The Scrovegni Chapel in Padua is an absolute masterpiece of medieval art. Currently a candidate for a place in the UNESCO List of World Heritage sites, the chapel’s interiors host Giotto’s most complete cycle of frescoes. Painted at the peak of his artistic career, these frescoes are, without doubt, his greatest works. The chapel was built at the beginning of the fourteenth century by the wealthy Paduan banker, Enrico Scrovegni, and painted by the Tuscan artist between 1303 and 1305 in a single decorative and iconographical style. The pattern of the cycles’ pictorial narration was determined by the architecture of the chapel, especially the six windows on its southern façade. From the moment the chapel was built, this asymmetrical window design has produced an uneven distribution of sunlight, as the windowed wall enjoys less natural light than the one opposite it. This creates constant changes in the environment’s visual balance and a counterlight effect that troubles visitors. The desire to improve both the visitor’s experience of Giotto’s masterpiece and the management of the previous lighting system has encouraged the ISCR (Higher Institute of Conservation and Restoration) and iGuzzini to develop an innovative lighting system and implement a groundbreaking application of smart lighting to art heritage. The project, conducted in close collaboration with the Photometry Division of the Higher Institute of Conservation and Restoration and supervised by the Interdisciplinary Scientific Commission for the Conservation and Management of the Scrovegni Chapel, has generated a continuous relationship with the Chapel. iGuzzini has also committed to suggesting eventual improvements in the years to come as advances in technology bring about new solutions.
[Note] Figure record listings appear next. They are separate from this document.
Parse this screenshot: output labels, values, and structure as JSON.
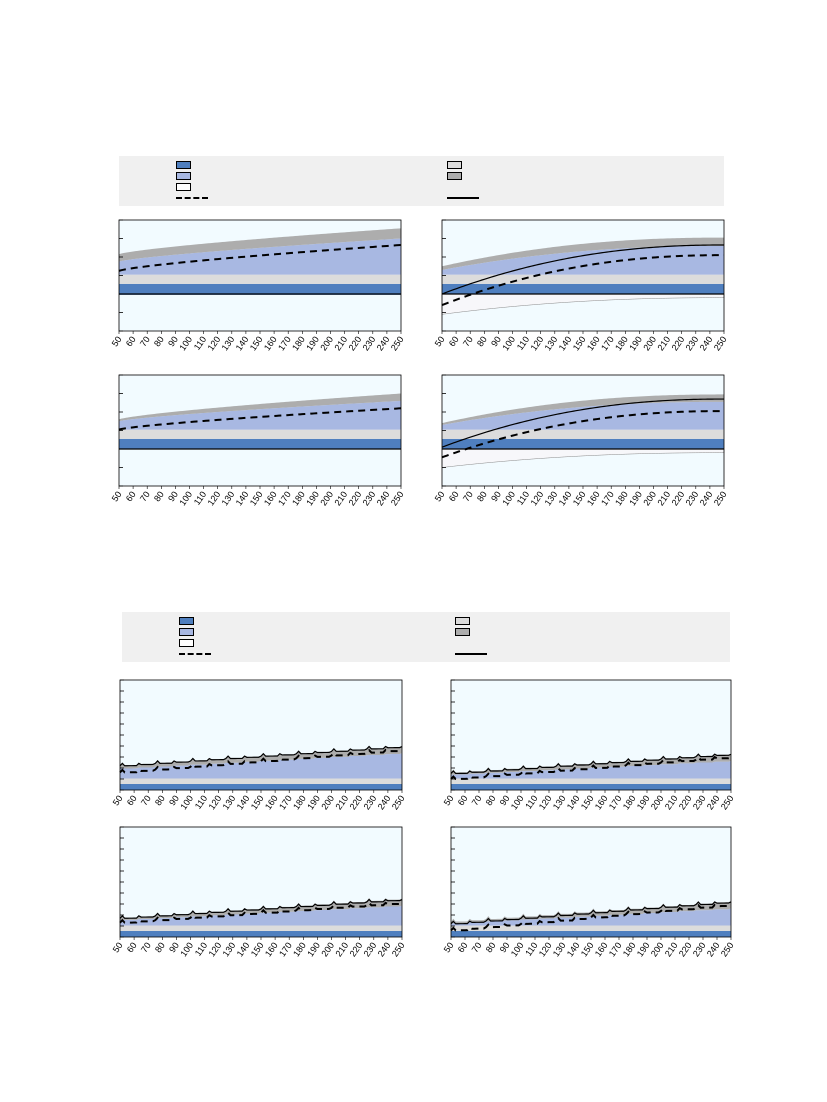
{
  "colors": {
    "plot_bg": "#f2fbff",
    "band_dark_blue": "#4f7fbf",
    "band_light_blue": "#a8b8e2",
    "band_light_gray": "#dcdcdc",
    "band_dark_gray": "#adadad",
    "band_white": "#f7f7fa",
    "legend_bg": "#f0f0f0"
  },
  "legends": [
    {
      "items": [
        {
          "swatch": "dark-blue",
          "label": ""
        },
        {
          "swatch": "light-blue",
          "label": ""
        },
        {
          "swatch": "white",
          "label": ""
        },
        {
          "swatch": "dashed-line",
          "label": ""
        },
        {
          "swatch": "light-gray",
          "label": ""
        },
        {
          "swatch": "dark-gray",
          "label": ""
        },
        {
          "swatch": "solid-line",
          "label": ""
        }
      ]
    },
    {
      "items": [
        {
          "swatch": "dark-blue",
          "label": ""
        },
        {
          "swatch": "light-blue",
          "label": ""
        },
        {
          "swatch": "white",
          "label": ""
        },
        {
          "swatch": "dashed-line",
          "label": ""
        },
        {
          "swatch": "light-gray",
          "label": ""
        },
        {
          "swatch": "dark-gray",
          "label": ""
        },
        {
          "swatch": "solid-line",
          "label": ""
        }
      ]
    }
  ],
  "chart_data": [
    {
      "type": "area",
      "panel": "top-left-1",
      "x_ticks": [
        50,
        60,
        70,
        80,
        90,
        100,
        110,
        120,
        130,
        140,
        150,
        160,
        170,
        180,
        190,
        200,
        210,
        220,
        230,
        240,
        250
      ],
      "xlim": [
        50,
        250
      ],
      "ylim": [
        -2,
        4
      ],
      "y_tick_step": 1,
      "zero_line": true,
      "style": "smooth",
      "series": [
        {
          "role": "dark-blue-band",
          "lower": [
            -0.05,
            -0.05
          ],
          "upper": [
            0.55,
            0.55
          ]
        },
        {
          "role": "light-gray-band",
          "lower": [
            0.55,
            0.55
          ],
          "upper": [
            1.05,
            1.05
          ]
        },
        {
          "role": "light-blue-band",
          "lower": [
            1.05,
            1.05
          ],
          "upper_start": 1.75,
          "upper_end": 3.0
        },
        {
          "role": "dark-gray-band",
          "lower_start": 1.75,
          "lower_end": 3.0,
          "upper_start": 2.15,
          "upper_end": 3.55
        },
        {
          "role": "dashed-line",
          "start": 1.25,
          "end": 2.65
        }
      ]
    },
    {
      "type": "area",
      "panel": "top-right-1",
      "x_ticks": [
        50,
        60,
        70,
        80,
        90,
        100,
        110,
        120,
        130,
        140,
        150,
        160,
        170,
        180,
        190,
        200,
        210,
        220,
        230,
        240,
        250
      ],
      "xlim": [
        50,
        250
      ],
      "ylim": [
        -2,
        4
      ],
      "y_tick_step": 1,
      "zero_line": true,
      "style": "smooth-right",
      "series": [
        {
          "role": "white-band",
          "lower_start": -1.1,
          "lower_end": -0.2,
          "upper": [
            0.0,
            0.0
          ]
        },
        {
          "role": "dark-blue-band",
          "lower": [
            0.0,
            0.0
          ],
          "upper_start": 0.55,
          "upper_end": 0.55
        },
        {
          "role": "light-gray-band",
          "lower": [
            0.55,
            0.55
          ],
          "upper": [
            1.05,
            1.05
          ]
        },
        {
          "role": "light-blue-band",
          "lower": [
            1.05,
            1.05
          ],
          "upper_start": 1.3,
          "upper_end": 2.6
        },
        {
          "role": "dark-gray-band",
          "lower_start": 1.3,
          "lower_end": 2.6,
          "upper_start": 1.5,
          "upper_end": 3.05
        },
        {
          "role": "solid-line",
          "start": 0.0,
          "end": 2.65
        },
        {
          "role": "dashed-line",
          "start": -0.6,
          "end": 2.1
        }
      ]
    },
    {
      "type": "area",
      "panel": "top-left-2",
      "x_ticks": [
        50,
        60,
        70,
        80,
        90,
        100,
        110,
        120,
        130,
        140,
        150,
        160,
        170,
        180,
        190,
        200,
        210,
        220,
        230,
        240,
        250
      ],
      "xlim": [
        50,
        250
      ],
      "ylim": [
        -2,
        4
      ],
      "y_tick_step": 1,
      "zero_line": true,
      "style": "smooth",
      "series": [
        {
          "role": "dark-blue-band",
          "lower": [
            0.0,
            0.0
          ],
          "upper": [
            0.55,
            0.55
          ]
        },
        {
          "role": "light-gray-band",
          "lower": [
            0.55,
            0.55
          ],
          "upper": [
            1.05,
            1.05
          ]
        },
        {
          "role": "light-blue-band",
          "lower": [
            1.05,
            1.05
          ],
          "upper_start": 1.5,
          "upper_end": 2.6
        },
        {
          "role": "dark-gray-band",
          "lower_start": 1.5,
          "lower_end": 2.6,
          "upper_start": 1.6,
          "upper_end": 3.0
        },
        {
          "role": "dashed-line",
          "start": 1.05,
          "end": 2.2
        }
      ]
    },
    {
      "type": "area",
      "panel": "top-right-2",
      "x_ticks": [
        50,
        60,
        70,
        80,
        90,
        100,
        110,
        120,
        130,
        140,
        150,
        160,
        170,
        180,
        190,
        200,
        210,
        220,
        230,
        240,
        250
      ],
      "xlim": [
        50,
        250
      ],
      "ylim": [
        -2,
        4
      ],
      "y_tick_step": 1,
      "zero_line": true,
      "style": "smooth-right",
      "series": [
        {
          "role": "white-band",
          "lower_start": -1.0,
          "lower_end": -0.2,
          "upper": [
            0.0,
            0.0
          ]
        },
        {
          "role": "dark-blue-band",
          "lower": [
            0.0,
            0.0
          ],
          "upper": [
            0.55,
            0.55
          ]
        },
        {
          "role": "light-gray-band",
          "lower": [
            0.55,
            0.55
          ],
          "upper": [
            1.05,
            1.05
          ]
        },
        {
          "role": "light-blue-band",
          "lower": [
            1.05,
            1.05
          ],
          "upper_start": 1.3,
          "upper_end": 2.55
        },
        {
          "role": "dark-gray-band",
          "lower_start": 1.3,
          "lower_end": 2.55,
          "upper_start": 1.4,
          "upper_end": 2.95
        },
        {
          "role": "solid-line",
          "start": 0.1,
          "end": 2.7
        },
        {
          "role": "dashed-line",
          "start": -0.45,
          "end": 2.05
        }
      ]
    },
    {
      "type": "area",
      "panel": "bottom-left-1",
      "x_ticks": [
        50,
        60,
        70,
        80,
        90,
        100,
        110,
        120,
        130,
        140,
        150,
        160,
        170,
        180,
        190,
        200,
        210,
        220,
        230,
        240,
        250
      ],
      "xlim": [
        50,
        250
      ],
      "ylim": [
        0,
        10
      ],
      "y_tick_step": 1,
      "zero_line": false,
      "style": "sawtooth",
      "series": [
        {
          "role": "dark-blue-band",
          "lower": [
            0.0,
            0.0
          ],
          "upper": [
            0.55,
            0.55
          ]
        },
        {
          "role": "light-gray-band",
          "lower": [
            0.55,
            0.55
          ],
          "upper": [
            1.05,
            1.05
          ]
        },
        {
          "role": "light-blue-band",
          "lower": [
            1.05,
            1.05
          ],
          "upper_start": 1.95,
          "upper_end": 3.35
        },
        {
          "role": "dark-gray-band",
          "lower_start": 1.95,
          "lower_end": 3.35,
          "upper_start": 2.25,
          "upper_end": 3.95
        },
        {
          "role": "dashed-line",
          "start": 1.6,
          "end": 3.65
        },
        {
          "role": "solid-line",
          "start": 2.2,
          "end": 3.95
        }
      ]
    },
    {
      "type": "area",
      "panel": "bottom-right-1",
      "x_ticks": [
        50,
        60,
        70,
        80,
        90,
        100,
        110,
        120,
        130,
        140,
        150,
        160,
        170,
        180,
        190,
        200,
        210,
        220,
        230,
        240,
        250
      ],
      "xlim": [
        50,
        250
      ],
      "ylim": [
        0,
        10
      ],
      "y_tick_step": 1,
      "zero_line": false,
      "style": "sawtooth",
      "series": [
        {
          "role": "dark-blue-band",
          "lower": [
            0.0,
            0.0
          ],
          "upper": [
            0.55,
            0.55
          ]
        },
        {
          "role": "light-gray-band",
          "lower": [
            0.55,
            0.55
          ],
          "upper": [
            1.05,
            1.05
          ]
        },
        {
          "role": "light-blue-band",
          "lower": [
            1.05,
            1.05
          ],
          "upper_start": 1.4,
          "upper_end": 2.65
        },
        {
          "role": "dark-gray-band",
          "lower_start": 1.4,
          "lower_end": 2.65,
          "upper_start": 1.6,
          "upper_end": 3.3
        },
        {
          "role": "dashed-line",
          "start": 1.0,
          "end": 3.0
        },
        {
          "role": "solid-line",
          "start": 1.5,
          "end": 3.25
        }
      ]
    },
    {
      "type": "area",
      "panel": "bottom-left-2",
      "x_ticks": [
        50,
        60,
        70,
        80,
        90,
        100,
        110,
        120,
        130,
        140,
        150,
        160,
        170,
        180,
        190,
        200,
        210,
        220,
        230,
        240,
        250
      ],
      "xlim": [
        50,
        250
      ],
      "ylim": [
        0,
        10
      ],
      "y_tick_step": 1,
      "zero_line": false,
      "style": "sawtooth",
      "series": [
        {
          "role": "dark-blue-band",
          "lower": [
            0.0,
            0.0
          ],
          "upper": [
            0.55,
            0.55
          ]
        },
        {
          "role": "light-gray-band",
          "lower": [
            0.55,
            0.55
          ],
          "upper": [
            1.05,
            1.05
          ]
        },
        {
          "role": "light-blue-band",
          "lower": [
            1.05,
            1.05
          ],
          "upper_start": 1.55,
          "upper_end": 2.85
        },
        {
          "role": "dark-gray-band",
          "lower_start": 1.55,
          "lower_end": 2.85,
          "upper_start": 1.75,
          "upper_end": 3.5
        },
        {
          "role": "dashed-line",
          "start": 1.3,
          "end": 3.1
        },
        {
          "role": "solid-line",
          "start": 1.7,
          "end": 3.4
        }
      ]
    },
    {
      "type": "area",
      "panel": "bottom-right-2",
      "x_ticks": [
        50,
        60,
        70,
        80,
        90,
        100,
        110,
        120,
        130,
        140,
        150,
        160,
        170,
        180,
        190,
        200,
        210,
        220,
        230,
        240,
        250
      ],
      "xlim": [
        50,
        250
      ],
      "ylim": [
        0,
        10
      ],
      "y_tick_step": 1,
      "zero_line": false,
      "style": "sawtooth",
      "series": [
        {
          "role": "dark-blue-band",
          "lower": [
            0.0,
            0.0
          ],
          "upper": [
            0.55,
            0.55
          ]
        },
        {
          "role": "light-gray-band",
          "lower": [
            0.55,
            0.55
          ],
          "upper": [
            1.05,
            1.05
          ]
        },
        {
          "role": "light-blue-band",
          "lower": [
            1.05,
            1.05
          ],
          "upper_start": 1.25,
          "upper_end": 2.6
        },
        {
          "role": "dark-gray-band",
          "lower_start": 1.25,
          "lower_end": 2.6,
          "upper_start": 1.4,
          "upper_end": 3.25
        },
        {
          "role": "dashed-line",
          "start": 0.6,
          "end": 2.95
        },
        {
          "role": "solid-line",
          "start": 1.2,
          "end": 3.2
        }
      ]
    }
  ]
}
The new IoT lighting system is a “restoration of perception” project that combines LED luminaires, environment sensors and internet protocol software to light the fourteenth century fresco cycle. The installation of Palco COB and Laser Blade luminaires offer a high colour rendering index and a design that blends perfectly with the chapel’s architectural features, as well as immediately guaranteeing a better perception of the frescoes’ colours, especially in terms of the warm tones (yellow-orange-red), which enhance the gold leaf used in the haloes and other features. The system also brings immediate improvements to the already optimal conservation conditions of the painting cycles by zeroing UV and IR emissions to avoid any risk of damage, and achieves energy savings that are 60% more than the previous system. Using products with Tunable White technology that enables white light tones to be adjusted dynamically as the intensity of natural light varies, means that in a second phase, visitors will be able to see these frescoes more clearly no matter what time of day it is. In an initial phase, sensors designed specifically for the Chapel will measure the variations in natural light. Then, once this data has been processed, a dynamic smart lighting system will be installed that will use a specific and highly advanced algorithm to adapt the artificial light to any changes in environmental conditions. This will benefit both the visual experience and the conservation of the paintings, as the artificial light will interact dynamically with the natural light and automatically adjust the colour temperature and intensity to constantly achieve values that offer the best possible viewing conditions.
The system operates on an internet protocol developed for sensor nodes and compatible with the worldwide web. So, each sensor node can be reached remotely to view the data measured or to change the settings for a more emotional, true and immersive experience of the magical colours of Giotto’s art.